Over time, these stories take on the flavor of lore and legend. Kevin seems to have, on at least on some occasions, developed into the voice of reason: "Are you sure you want to tell THAT story Clance? I mean you are the one who didn't want to mention the time you 'paid the rent' for us in New York." Jonny thinks for a second and opts to plow forward. Kevin gives away the ending well in advance by pointing out, "All of Clancy's stories end with [Kevin summons his best Rick James affect] ‘I told ya, bitch!’”

Certainly it is at least an exaggeration, if not a flat out fabrication when Tommy recounts that the mansion mom was actually so turned on by his purple-lipped glam look that she burst through the bathroom door and started to make out with him mid-piss. It has to be poetic license when he describes her removing her bra in order to attach it to his bare torso. But hey, it is New York. You never know for sure.

Much like the journey that unfolds before the listener with a good album like Kill the Precedent, you find out that you thought you knew yourself before you experienced it, but it turns out that you really didn't. On tour, as it is in life, you never know when something that seems bad can actually surprise you and turn out great. Once upon a time the crowd was pretty old and tired, and Jonny stalked off that night, and everyone was feeling down.

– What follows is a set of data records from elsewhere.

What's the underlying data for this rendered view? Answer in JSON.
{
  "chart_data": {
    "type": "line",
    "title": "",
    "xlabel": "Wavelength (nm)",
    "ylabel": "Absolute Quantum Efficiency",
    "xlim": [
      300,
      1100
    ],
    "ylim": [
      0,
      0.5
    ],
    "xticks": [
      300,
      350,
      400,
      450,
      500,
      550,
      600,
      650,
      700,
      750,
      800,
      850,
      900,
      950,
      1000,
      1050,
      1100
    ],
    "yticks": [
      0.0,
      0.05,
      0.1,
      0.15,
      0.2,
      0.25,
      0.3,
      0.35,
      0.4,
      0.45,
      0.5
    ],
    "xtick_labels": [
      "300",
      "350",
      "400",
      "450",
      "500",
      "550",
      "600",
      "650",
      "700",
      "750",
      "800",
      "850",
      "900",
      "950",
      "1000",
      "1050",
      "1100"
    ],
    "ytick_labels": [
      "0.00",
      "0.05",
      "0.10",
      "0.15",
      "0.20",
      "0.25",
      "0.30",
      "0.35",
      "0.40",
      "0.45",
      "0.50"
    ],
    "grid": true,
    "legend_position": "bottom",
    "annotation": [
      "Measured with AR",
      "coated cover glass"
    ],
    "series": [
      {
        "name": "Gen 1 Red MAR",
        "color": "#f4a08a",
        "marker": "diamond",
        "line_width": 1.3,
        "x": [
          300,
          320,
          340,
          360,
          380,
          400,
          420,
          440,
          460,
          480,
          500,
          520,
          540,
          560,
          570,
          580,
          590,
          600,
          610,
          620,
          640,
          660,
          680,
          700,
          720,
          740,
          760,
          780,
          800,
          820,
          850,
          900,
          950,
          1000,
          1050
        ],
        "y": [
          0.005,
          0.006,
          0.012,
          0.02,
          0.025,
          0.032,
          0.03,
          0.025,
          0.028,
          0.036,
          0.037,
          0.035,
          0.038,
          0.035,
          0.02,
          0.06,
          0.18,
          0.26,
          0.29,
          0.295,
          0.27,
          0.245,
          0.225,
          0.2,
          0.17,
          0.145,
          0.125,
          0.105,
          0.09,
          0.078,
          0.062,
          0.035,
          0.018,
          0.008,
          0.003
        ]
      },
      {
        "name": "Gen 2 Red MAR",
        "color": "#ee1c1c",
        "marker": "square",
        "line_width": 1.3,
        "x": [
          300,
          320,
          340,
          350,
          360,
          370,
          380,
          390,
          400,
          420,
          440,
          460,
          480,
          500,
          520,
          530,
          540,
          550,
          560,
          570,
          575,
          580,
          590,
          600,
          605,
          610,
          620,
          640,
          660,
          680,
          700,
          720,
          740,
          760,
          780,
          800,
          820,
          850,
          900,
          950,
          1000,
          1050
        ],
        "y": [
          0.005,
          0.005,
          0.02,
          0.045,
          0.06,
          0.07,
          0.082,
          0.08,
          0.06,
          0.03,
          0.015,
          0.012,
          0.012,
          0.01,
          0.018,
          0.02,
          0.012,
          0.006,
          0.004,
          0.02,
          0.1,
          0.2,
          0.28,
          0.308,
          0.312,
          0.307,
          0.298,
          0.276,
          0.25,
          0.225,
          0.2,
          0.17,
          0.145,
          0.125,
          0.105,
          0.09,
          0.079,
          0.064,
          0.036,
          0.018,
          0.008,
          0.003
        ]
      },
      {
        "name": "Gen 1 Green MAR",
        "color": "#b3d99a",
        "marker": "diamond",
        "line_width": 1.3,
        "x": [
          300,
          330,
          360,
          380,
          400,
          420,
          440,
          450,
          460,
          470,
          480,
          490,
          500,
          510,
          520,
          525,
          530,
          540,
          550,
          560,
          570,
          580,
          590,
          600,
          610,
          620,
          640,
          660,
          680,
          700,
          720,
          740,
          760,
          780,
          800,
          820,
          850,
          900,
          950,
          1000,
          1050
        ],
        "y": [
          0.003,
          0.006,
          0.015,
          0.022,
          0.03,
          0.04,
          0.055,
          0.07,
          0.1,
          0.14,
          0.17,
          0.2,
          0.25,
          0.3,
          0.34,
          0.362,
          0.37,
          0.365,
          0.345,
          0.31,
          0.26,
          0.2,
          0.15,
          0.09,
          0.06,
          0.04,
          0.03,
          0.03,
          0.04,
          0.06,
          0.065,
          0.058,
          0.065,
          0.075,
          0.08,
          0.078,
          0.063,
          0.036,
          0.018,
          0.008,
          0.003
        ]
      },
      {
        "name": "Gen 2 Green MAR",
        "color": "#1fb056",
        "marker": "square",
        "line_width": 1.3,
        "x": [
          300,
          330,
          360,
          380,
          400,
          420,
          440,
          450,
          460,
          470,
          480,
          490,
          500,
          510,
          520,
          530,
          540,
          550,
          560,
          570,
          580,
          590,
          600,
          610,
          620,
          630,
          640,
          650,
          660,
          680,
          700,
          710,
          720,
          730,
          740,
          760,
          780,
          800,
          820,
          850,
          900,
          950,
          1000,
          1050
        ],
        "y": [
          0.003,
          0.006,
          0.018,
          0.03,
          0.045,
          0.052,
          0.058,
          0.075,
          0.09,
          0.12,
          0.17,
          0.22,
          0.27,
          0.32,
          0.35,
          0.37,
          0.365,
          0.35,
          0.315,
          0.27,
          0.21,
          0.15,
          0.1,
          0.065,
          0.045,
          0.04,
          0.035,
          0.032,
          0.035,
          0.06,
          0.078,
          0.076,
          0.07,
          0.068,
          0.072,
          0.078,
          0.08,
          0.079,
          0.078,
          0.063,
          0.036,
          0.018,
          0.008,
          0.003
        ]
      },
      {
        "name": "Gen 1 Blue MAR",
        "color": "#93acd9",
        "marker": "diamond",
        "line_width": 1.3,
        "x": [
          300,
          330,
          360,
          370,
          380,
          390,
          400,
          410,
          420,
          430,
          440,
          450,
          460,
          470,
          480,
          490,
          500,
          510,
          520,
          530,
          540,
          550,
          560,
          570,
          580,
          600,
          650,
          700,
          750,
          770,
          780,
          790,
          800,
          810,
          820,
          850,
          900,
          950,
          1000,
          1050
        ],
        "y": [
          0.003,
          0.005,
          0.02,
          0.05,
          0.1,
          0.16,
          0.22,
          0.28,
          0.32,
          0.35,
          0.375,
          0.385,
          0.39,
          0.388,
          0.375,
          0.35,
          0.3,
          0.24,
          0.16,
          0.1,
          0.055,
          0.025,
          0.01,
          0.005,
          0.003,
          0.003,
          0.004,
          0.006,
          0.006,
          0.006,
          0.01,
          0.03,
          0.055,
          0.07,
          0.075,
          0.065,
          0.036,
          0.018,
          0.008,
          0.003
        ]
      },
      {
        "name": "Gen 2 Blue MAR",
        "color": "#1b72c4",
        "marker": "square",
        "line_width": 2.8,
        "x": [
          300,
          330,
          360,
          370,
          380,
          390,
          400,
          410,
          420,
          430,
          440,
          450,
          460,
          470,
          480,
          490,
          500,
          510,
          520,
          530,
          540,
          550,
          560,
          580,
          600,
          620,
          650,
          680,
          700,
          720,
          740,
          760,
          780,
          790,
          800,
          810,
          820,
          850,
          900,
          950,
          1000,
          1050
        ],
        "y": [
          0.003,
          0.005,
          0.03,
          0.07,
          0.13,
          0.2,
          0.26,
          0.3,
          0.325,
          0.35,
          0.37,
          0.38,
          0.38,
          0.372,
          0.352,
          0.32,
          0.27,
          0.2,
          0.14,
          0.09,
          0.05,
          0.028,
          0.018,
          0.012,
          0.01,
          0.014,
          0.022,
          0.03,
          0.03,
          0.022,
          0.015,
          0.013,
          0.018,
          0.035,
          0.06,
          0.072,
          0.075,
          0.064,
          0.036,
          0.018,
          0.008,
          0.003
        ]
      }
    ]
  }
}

Kevin recalled, "Like, why did we even come here? Then an hour later, we're having a pant party and laughing our asses off. The next show at a local University turned out to be the best night ever." Back in the States, Kalvin Koolidge is just hitting their stride. The closeness that can only come from the road is evident onstage in the perfect way they compliment each other. The camaraderie has strengthened their sound. It is amazing what can be learned about oneself and others in a quintessential journey such as this. Valor, the willingness to take one for the team, and strange experiences allow previously unrevealed traits and talents to bubble up to the surface at the most unexpected but perfectly epic moments.